Guillermo Esteban Coppola se compró, con los años, cuanto pantalón pudiera. “La gran mayoría, al pedo”, corroboró. Su compulsión por los pantalones es una extensión de ese recuerdo, la causa de ese efecto. Comprendió, después, que compraba pantalones en exceso para reparar ese vacío, para curar la desazón de haber roto su orgullo y su primer pantalón. Comprendió, también, por qué usaba la ducha como bidet, por qué el Palacio de Mónaco interpela su crianza, por qué se doctoró en la representación de futbolistas: lo responde su etapa formativa, su niñez, el principio de todo.

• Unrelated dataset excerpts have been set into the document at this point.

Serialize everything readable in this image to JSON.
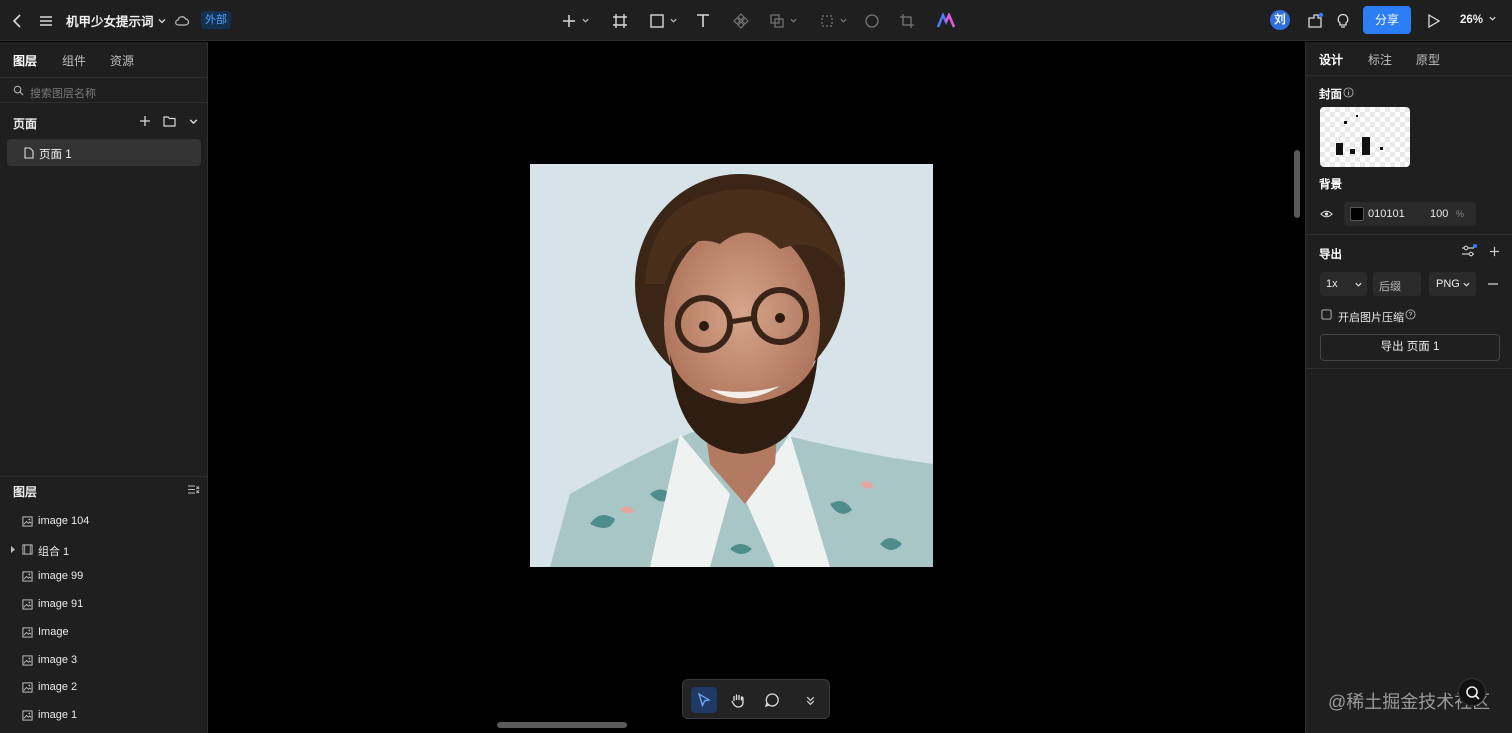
{
  "topbar": {
    "doc_title": "机甲少女提示词",
    "badge": "外部",
    "avatar_initial": "刘",
    "share_label": "分享",
    "zoom": "26%"
  },
  "left": {
    "tabs": [
      "图层",
      "组件",
      "资源"
    ],
    "search_placeholder": "搜索图层名称",
    "pages_title": "页面",
    "pages": [
      {
        "label": "页面 1"
      }
    ],
    "layers_title": "图层",
    "layers": [
      {
        "label": "image 104",
        "type": "image"
      },
      {
        "label": "组合 1",
        "type": "group"
      },
      {
        "label": "image 99",
        "type": "image"
      },
      {
        "label": "image 91",
        "type": "image"
      },
      {
        "label": "Image",
        "type": "image"
      },
      {
        "label": "image 3",
        "type": "image"
      },
      {
        "label": "image 2",
        "type": "image"
      },
      {
        "label": "image 1",
        "type": "image"
      }
    ]
  },
  "right": {
    "tabs": [
      "设计",
      "标注",
      "原型"
    ],
    "cover_title": "封面",
    "background_title": "背景",
    "bg_color_hex": "010101",
    "bg_opacity": "100",
    "bg_opacity_unit": "%",
    "export_title": "导出",
    "export_scale": "1x",
    "export_suffix_placeholder": "后缀",
    "export_format": "PNG",
    "compress_label": "开启图片压缩",
    "export_button": "导出 页面 1"
  },
  "watermark": "@稀土掘金技术社区",
  "colors": {
    "accent": "#2d7df5",
    "panel": "#1f1f1f",
    "canvas": "#000000",
    "artboard_bg": "#d6e4e9"
  }
}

Si para el poeta y novelista austríaco Rainer Maria Rilke, la patria es la infancia de las personas, la patria de Coppola sobrevive en cuatro barrios del arrabal porteño: Constitución, San Telmo, La Boca y Barracas. Infobae lo invitó a recapitular sus primeros años de vida, a recrear sus primeras veces. Como si se tratara de un ejercicio enquistado en la práctica literaria, en la inspiración del libro Me acuerdo (Ediciones Godot) de Martín Kohan, que a su vez perpetúa el linaje del norteamericano Joe Brainard y el francés Georges Perec, autores de publicaciones que suponen la selección arbitraria y antojadiza de postales de la niñez.

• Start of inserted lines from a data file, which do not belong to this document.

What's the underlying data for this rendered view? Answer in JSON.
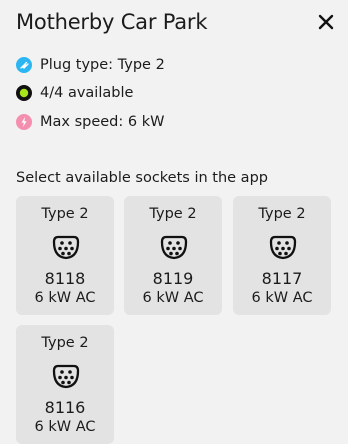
{
  "header": {
    "title": "Motherby Car Park",
    "close_icon": "close-icon"
  },
  "info": [
    {
      "icon": "plug-icon",
      "color": "#2bb6f2",
      "text": "Plug type: Type 2"
    },
    {
      "icon": "availability-dot-icon",
      "color": "#a6e61a",
      "text": "4/4 available"
    },
    {
      "icon": "lightning-icon",
      "color": "#f58fb0",
      "text": "Max speed: 6 kW"
    }
  ],
  "sockets_heading": "Select available sockets in the app",
  "sockets": [
    {
      "type": "Type 2",
      "icon": "type2-socket-icon",
      "id": "8118",
      "speed": "6 kW AC"
    },
    {
      "type": "Type 2",
      "icon": "type2-socket-icon",
      "id": "8119",
      "speed": "6 kW AC"
    },
    {
      "type": "Type 2",
      "icon": "type2-socket-icon",
      "id": "8117",
      "speed": "6 kW AC"
    },
    {
      "type": "Type 2",
      "icon": "type2-socket-icon",
      "id": "8116",
      "speed": "6 kW AC"
    }
  ]
}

Los recuerdos de Kohan son efervescentes, carecen de análisis. Son retazos de su vida despojados de toda subjetividad, sin el involucramiento de la pulsión afectiva, un ensayo de “prosa quirúrgica” de un relato autorreferencial pero no autobiográfico. Kohan cuenta que su memoria capturó el número de teléfono de un amigo o que un panadero hincha de River lo echó de su negocio porque llevaba una camiseta de Boca como si fuese un inventario caprichoso de historias. Coppola no puede con su genio e incurre en la narrativa fantástica de su crianza y en la construcción nostálgica de sus vivencias: relatos al mejor estilo Coppola.
Pedirle recuerdos de su infancia al “hombre anécdota” es habilitar el encanto del narrador. La primera escena que recuperó data de mediados de la década del ’50. La transcripción es literal para conservar la fisonomía del cuento: “Un día de lluvia, Tacuarí 1593, pleno barrio de Constitución, a 150 metros de la estación, entre Brasil y Garay, en diagonal María Auxiliadora, pegado a María Auxiliadora el colegio Santa Catalina, monjas y curas, que tienen mucho que ver con mi infancia. Tenía ya dientes definitivos. Tendría ya seis, siete años: fideo fino, gran velocidad al circular agarradito de la mano, cuando de repente me zafo de la mano de mi hermano y los dos centrales pegan contra la baldosa del patio, se me rompen y se me hace un triángulo en los dientes”.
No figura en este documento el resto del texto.